MS: That’s the secret sauce! It’s a complex process, and it’s being changed every day as we learn more about the customers. But we consider customer behavior and style quiz answers. 

YPulse: How important is personalization to young shoppers? 

MS: Personalization is such a buzz word that people throw around, but I believe it’s too broadly used in the retail space. At Mada, we try to keep it as simple as possiblewhat is the product and/or outfit that is best suited for the customer? We want to show that to the customer. Our algorithms recommend outfits based on the individual’s unique behavior.     

YPulse: How has the COVID crisis impacted your brand? 

MS: COVID-19 has allowed us to strengthen our relationship with our retailers, especially those that heavily relied on brick-and-mortar.
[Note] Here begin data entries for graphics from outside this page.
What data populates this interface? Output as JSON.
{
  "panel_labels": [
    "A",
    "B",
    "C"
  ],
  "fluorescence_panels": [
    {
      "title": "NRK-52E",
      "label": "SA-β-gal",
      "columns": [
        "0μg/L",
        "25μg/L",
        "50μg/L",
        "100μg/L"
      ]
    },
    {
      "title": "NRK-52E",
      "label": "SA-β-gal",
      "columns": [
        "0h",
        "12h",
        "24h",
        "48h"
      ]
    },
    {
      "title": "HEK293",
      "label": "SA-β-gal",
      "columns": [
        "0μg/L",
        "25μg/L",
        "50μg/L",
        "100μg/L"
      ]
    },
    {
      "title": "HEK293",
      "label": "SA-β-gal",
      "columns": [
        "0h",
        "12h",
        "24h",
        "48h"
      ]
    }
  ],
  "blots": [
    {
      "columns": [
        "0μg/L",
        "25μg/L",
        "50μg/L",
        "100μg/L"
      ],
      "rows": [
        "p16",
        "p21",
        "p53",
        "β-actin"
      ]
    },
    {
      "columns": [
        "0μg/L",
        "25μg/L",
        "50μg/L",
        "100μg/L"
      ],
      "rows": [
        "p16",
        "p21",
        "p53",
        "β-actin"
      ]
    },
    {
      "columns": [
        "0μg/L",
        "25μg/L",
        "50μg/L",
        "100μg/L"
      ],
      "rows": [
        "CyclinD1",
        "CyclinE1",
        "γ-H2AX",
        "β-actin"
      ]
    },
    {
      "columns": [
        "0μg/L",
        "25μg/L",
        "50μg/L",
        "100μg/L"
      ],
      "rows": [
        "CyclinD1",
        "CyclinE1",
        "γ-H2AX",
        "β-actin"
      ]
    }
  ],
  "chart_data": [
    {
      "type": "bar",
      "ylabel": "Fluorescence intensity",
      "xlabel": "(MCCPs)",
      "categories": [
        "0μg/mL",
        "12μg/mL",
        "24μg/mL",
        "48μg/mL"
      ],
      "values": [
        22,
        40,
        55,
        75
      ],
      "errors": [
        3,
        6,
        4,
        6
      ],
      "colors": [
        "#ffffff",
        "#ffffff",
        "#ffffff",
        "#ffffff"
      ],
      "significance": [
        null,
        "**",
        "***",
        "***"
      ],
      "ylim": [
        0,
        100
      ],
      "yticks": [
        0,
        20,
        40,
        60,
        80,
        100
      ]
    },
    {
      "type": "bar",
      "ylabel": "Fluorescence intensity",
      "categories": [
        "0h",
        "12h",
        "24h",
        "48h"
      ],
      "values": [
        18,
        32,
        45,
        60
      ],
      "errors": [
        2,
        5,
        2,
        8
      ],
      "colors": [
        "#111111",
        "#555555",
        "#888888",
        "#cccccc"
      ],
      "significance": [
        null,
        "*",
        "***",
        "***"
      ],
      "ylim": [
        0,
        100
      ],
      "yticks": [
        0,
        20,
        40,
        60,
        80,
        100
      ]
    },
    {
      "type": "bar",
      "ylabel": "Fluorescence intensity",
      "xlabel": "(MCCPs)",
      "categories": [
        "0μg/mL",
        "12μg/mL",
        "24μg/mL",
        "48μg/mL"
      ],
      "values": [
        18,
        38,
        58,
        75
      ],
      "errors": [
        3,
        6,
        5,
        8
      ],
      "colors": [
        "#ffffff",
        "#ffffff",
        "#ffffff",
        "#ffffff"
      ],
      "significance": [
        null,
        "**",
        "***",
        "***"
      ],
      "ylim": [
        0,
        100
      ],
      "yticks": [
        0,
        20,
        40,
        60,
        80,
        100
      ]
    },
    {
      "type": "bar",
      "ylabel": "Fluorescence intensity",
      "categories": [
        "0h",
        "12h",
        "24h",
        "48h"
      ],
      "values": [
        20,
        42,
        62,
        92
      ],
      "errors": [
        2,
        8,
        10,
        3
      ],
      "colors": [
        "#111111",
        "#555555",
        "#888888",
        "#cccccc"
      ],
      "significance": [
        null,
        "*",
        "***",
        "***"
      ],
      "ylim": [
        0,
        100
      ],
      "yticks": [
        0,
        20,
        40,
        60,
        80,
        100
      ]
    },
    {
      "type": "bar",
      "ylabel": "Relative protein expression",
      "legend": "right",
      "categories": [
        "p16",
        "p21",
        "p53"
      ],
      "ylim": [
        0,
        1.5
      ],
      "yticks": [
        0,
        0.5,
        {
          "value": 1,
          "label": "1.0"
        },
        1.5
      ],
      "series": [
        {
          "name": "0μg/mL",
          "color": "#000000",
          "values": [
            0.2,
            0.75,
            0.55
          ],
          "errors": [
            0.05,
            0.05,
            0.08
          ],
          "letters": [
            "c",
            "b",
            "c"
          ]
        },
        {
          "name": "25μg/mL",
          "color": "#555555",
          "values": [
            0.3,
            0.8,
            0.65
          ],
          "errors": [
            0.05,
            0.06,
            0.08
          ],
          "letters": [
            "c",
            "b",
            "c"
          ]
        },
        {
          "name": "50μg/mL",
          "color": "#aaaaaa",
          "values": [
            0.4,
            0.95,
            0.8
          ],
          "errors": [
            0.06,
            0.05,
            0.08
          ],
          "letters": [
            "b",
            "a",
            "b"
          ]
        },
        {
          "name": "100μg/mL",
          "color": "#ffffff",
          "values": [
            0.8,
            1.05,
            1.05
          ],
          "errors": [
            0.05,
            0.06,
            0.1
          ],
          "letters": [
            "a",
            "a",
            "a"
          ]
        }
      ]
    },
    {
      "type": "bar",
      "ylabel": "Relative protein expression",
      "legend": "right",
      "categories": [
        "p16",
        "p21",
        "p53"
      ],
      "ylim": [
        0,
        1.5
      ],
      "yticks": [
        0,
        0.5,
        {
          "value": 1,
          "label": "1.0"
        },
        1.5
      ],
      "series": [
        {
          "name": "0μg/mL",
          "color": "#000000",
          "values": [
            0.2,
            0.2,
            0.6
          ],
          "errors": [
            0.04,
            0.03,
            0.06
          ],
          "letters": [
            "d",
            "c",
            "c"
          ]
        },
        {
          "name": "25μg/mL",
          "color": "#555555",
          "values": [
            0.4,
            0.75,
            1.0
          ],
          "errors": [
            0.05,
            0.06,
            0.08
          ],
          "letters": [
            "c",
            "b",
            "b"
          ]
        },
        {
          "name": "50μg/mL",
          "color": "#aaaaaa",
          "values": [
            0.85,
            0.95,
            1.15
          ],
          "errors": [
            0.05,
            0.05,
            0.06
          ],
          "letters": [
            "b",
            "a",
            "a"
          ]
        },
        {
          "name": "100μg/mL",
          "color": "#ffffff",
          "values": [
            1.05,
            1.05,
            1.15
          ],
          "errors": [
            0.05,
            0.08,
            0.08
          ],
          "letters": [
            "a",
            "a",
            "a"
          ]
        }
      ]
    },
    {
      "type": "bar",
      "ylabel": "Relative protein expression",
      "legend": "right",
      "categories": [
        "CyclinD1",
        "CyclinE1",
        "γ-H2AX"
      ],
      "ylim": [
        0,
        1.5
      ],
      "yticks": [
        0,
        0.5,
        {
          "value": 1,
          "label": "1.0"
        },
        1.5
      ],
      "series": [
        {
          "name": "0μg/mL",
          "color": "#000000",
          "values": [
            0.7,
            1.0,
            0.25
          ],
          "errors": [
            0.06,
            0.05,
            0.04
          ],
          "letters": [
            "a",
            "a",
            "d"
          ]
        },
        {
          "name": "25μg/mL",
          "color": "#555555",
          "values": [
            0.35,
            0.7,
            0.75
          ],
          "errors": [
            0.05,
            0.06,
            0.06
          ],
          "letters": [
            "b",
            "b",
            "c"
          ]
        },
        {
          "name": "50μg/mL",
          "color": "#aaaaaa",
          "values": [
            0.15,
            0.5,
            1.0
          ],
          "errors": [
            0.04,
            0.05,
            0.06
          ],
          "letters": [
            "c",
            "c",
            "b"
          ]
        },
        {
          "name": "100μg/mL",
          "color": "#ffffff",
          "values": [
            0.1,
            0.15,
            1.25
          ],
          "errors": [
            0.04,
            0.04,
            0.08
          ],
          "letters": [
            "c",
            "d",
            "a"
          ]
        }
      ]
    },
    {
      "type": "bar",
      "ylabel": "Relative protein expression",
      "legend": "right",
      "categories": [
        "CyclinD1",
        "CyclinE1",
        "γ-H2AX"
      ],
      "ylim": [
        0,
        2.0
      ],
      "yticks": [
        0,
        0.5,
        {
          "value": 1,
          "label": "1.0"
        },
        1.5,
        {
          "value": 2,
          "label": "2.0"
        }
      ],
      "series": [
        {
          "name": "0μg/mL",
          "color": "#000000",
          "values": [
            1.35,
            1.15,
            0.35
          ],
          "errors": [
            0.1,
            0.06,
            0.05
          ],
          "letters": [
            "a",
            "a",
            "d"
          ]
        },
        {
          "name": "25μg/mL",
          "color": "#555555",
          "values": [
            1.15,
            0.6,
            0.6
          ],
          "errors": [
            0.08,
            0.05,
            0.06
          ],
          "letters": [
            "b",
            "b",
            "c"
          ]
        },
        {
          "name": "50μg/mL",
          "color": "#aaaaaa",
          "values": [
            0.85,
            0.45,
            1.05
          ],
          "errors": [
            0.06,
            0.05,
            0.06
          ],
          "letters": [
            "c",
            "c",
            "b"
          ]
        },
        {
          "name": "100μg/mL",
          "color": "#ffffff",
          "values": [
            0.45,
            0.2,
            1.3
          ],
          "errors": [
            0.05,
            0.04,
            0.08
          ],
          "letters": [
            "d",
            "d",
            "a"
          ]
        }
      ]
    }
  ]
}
We are fortunate to be able to help our brand partners connect with the customer in a new way. We are learning so much more about the customer right now, too. More people are spending time in front of a screen, which has increased customer engagement. This engagement is helping my team identify areas of opportunity in terms of app features we plan to roll out over the coming months.

YPulse: News headlines are talking about how influencers and consumers are now pivoting toward wearing more loungewear, athleisure, and clothes that make them feel more comfortable at home. Since the start of the pandemic, have you noticed a shift in the kind of things your users are shopping and looking for? 

MS: There has been an increase in lounge and activewear purchases since that’s what is being worn the most right now. But I also see many optimists buying summer clothes for post-social distancing. Wearing sweatpants every day was fun for the first few weeks. Still, I think people are permitting themselves to fantasize about the return to everyday life again, and the recent purchases are reflecting that. 

YPulse: Are you seeing signs on whether home and mobile shopping are going to be more common now after the pandemic?

MS: Regardless of the pandemic, I believe mobile shopping will continue to increase. We are glued to our phones, and I don’t see that changing anytime soon. I’m a firm believer that in-store experiences are still needed. They can be the starting point of a purchase that is then made online.